If you’re keen to learn more about the racing in Spain, I have put a couple of links at the bottom of this article to some excellent sites that promote the sport. I must also thank Edu (@gciturf1 on twitter) who has been so patient in answering my many questions over the last year or so.
I will go into more detail when I produce the video, but there is one last point that needs making. Like all form study, this isn’t an exact science. It is impossible to factor in things like a Jockeys decision at the start or even if the horse is 100% sound. I have trialled this method since the turn of the year and found it to be useful.
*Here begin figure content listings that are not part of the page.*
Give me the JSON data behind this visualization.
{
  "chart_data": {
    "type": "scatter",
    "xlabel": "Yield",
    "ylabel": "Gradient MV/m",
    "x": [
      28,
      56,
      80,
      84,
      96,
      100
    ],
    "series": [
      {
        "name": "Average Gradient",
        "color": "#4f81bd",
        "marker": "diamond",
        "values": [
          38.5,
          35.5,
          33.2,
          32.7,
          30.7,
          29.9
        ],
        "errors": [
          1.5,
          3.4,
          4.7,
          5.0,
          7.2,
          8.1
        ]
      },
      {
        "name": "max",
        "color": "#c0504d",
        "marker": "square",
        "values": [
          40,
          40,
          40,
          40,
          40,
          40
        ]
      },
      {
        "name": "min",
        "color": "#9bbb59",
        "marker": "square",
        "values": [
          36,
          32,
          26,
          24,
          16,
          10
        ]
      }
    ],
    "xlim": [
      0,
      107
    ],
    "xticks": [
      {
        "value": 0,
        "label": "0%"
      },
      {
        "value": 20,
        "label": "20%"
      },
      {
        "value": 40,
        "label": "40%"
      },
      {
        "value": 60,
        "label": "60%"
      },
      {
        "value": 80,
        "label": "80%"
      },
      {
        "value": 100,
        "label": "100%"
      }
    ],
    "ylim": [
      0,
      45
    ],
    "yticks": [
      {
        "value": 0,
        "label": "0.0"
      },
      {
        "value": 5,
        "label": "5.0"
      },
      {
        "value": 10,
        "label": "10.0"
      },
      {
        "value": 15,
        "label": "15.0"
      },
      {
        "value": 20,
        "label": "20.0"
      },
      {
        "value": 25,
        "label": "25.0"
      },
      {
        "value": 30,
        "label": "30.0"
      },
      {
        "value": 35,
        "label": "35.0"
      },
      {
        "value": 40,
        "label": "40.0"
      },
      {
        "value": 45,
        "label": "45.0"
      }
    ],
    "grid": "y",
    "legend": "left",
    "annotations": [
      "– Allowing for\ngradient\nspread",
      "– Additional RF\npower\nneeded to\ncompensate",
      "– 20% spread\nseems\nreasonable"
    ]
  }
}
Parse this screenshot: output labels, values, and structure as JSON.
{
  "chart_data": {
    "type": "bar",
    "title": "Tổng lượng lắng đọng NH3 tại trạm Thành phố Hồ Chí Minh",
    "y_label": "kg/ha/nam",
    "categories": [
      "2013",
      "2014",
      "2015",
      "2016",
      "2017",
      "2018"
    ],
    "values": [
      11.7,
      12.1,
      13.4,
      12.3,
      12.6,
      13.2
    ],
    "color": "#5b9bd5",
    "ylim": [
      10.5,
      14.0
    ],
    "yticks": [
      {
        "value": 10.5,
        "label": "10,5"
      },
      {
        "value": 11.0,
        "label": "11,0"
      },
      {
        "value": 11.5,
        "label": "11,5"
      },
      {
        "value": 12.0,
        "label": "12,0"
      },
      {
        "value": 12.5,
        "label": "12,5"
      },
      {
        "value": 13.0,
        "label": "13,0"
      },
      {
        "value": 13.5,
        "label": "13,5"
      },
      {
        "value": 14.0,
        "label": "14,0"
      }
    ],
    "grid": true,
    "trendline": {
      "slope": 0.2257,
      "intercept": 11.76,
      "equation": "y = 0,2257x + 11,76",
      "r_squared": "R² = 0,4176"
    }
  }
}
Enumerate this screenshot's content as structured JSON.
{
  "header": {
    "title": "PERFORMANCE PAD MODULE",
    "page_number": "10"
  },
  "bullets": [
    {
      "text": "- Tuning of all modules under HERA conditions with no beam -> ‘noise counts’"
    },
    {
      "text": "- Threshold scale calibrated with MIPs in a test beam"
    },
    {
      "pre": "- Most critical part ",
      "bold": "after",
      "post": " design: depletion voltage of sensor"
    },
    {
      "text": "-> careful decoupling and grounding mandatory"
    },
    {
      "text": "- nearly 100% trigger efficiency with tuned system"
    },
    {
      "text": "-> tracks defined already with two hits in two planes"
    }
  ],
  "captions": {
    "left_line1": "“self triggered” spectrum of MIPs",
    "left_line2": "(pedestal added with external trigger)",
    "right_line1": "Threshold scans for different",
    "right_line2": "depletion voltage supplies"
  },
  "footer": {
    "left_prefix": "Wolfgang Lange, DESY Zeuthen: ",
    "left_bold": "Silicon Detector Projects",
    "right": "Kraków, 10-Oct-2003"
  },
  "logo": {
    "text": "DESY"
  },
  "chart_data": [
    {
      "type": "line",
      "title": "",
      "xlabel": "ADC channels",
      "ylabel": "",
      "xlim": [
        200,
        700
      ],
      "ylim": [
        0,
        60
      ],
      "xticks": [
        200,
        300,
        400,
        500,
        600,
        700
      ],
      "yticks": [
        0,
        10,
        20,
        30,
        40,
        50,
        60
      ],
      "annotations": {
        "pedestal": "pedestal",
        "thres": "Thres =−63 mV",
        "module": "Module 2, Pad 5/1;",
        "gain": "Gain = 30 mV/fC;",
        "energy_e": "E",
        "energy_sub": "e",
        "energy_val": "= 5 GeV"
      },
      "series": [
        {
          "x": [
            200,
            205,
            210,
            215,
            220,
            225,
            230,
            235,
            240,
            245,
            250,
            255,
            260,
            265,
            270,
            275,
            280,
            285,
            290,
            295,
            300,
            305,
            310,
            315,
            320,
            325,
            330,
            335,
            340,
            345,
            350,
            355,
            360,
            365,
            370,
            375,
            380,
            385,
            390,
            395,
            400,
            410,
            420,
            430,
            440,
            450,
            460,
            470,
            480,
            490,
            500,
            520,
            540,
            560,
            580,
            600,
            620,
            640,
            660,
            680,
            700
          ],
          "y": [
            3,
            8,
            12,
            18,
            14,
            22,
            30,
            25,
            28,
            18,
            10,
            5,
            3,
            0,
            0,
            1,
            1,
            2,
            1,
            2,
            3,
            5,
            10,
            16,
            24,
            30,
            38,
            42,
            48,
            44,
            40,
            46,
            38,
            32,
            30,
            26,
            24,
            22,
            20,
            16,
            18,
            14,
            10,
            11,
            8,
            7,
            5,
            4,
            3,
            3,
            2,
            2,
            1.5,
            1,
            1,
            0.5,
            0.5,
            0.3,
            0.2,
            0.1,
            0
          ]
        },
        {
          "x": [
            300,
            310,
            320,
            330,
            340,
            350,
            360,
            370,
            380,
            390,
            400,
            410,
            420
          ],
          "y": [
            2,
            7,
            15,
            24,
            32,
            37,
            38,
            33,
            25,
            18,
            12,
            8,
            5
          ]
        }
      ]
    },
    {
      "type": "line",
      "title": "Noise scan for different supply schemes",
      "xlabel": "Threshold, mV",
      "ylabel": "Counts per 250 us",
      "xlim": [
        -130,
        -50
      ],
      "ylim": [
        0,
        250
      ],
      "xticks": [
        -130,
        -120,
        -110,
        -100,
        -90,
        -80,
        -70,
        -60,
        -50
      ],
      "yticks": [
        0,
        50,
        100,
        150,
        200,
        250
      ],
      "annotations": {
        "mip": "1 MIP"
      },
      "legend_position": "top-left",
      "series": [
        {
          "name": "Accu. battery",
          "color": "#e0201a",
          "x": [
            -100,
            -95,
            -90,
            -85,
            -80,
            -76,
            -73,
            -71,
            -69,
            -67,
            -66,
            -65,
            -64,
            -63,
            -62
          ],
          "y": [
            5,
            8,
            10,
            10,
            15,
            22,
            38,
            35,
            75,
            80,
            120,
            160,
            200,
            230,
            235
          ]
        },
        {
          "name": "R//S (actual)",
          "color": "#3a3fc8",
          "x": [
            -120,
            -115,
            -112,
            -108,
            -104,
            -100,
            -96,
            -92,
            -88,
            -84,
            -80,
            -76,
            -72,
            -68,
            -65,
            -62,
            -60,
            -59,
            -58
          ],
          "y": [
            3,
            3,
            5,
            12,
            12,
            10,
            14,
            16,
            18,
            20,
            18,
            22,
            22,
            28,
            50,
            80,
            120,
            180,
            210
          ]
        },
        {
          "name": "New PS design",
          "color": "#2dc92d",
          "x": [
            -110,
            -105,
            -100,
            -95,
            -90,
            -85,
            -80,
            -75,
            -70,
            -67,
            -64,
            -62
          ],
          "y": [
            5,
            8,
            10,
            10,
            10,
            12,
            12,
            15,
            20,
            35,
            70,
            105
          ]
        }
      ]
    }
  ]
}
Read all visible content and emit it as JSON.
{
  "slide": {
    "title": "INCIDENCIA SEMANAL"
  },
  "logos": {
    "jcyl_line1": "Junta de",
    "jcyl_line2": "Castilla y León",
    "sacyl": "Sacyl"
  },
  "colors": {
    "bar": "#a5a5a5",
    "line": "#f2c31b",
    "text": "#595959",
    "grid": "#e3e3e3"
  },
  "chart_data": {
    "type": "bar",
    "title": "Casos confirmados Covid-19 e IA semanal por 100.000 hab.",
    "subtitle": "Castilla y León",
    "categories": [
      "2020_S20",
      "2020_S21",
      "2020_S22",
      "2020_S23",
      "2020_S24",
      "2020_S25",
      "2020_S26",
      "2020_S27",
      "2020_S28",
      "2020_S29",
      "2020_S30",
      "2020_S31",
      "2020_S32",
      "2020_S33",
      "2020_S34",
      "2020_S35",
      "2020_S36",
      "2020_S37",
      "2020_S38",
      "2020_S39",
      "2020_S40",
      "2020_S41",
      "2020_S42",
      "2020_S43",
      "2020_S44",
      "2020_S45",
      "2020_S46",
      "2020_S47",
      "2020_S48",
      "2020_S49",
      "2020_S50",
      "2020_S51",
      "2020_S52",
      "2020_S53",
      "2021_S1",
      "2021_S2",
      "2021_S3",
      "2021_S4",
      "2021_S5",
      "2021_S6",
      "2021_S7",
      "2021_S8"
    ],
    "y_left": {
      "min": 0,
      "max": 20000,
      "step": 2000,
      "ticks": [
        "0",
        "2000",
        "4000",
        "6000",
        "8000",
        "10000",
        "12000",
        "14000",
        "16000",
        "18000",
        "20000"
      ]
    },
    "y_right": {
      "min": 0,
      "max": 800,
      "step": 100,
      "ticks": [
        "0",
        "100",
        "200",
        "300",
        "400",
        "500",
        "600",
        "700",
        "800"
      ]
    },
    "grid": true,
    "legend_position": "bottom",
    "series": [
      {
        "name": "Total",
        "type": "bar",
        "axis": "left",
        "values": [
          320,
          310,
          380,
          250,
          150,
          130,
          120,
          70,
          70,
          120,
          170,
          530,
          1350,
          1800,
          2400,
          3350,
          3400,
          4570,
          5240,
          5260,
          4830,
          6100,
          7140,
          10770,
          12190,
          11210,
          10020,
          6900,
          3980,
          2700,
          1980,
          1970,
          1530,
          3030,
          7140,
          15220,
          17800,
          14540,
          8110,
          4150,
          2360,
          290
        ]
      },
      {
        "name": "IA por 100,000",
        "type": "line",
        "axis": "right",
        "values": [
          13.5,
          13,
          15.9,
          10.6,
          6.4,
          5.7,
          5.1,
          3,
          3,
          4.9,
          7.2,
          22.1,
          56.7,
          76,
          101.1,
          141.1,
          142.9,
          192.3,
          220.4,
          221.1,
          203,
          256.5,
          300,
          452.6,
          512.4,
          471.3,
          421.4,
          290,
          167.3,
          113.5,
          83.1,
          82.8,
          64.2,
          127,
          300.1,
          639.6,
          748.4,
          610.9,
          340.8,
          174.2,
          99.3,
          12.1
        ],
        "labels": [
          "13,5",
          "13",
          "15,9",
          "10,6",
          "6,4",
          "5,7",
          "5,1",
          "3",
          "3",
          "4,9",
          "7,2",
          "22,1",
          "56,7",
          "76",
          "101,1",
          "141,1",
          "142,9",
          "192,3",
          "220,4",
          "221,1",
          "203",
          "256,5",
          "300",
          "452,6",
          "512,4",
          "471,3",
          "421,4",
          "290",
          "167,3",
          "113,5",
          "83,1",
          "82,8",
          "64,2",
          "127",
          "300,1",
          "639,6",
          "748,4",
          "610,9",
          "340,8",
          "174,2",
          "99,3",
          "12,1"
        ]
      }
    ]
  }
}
In time, I hope to be able to extend it to cover more jurisdictions and to give a better like for like assessment of the form, but that is a long term project. Clearly, just because a horse runs to a rating of 90 in Madrid does not mean they will automatically do so elsewhere. At this stage, I can factor in the going, draw and weight carried accurately, but I am still working on suitable ratios for the degree of difficulty for the race itself (winning a handicap in the French Provinces would not require the same amount of ability as a handicap at Royal Ascot as an example, even if the time and adjusted figures suggested the performance was similar relative to the course standards). It’s a work in progress.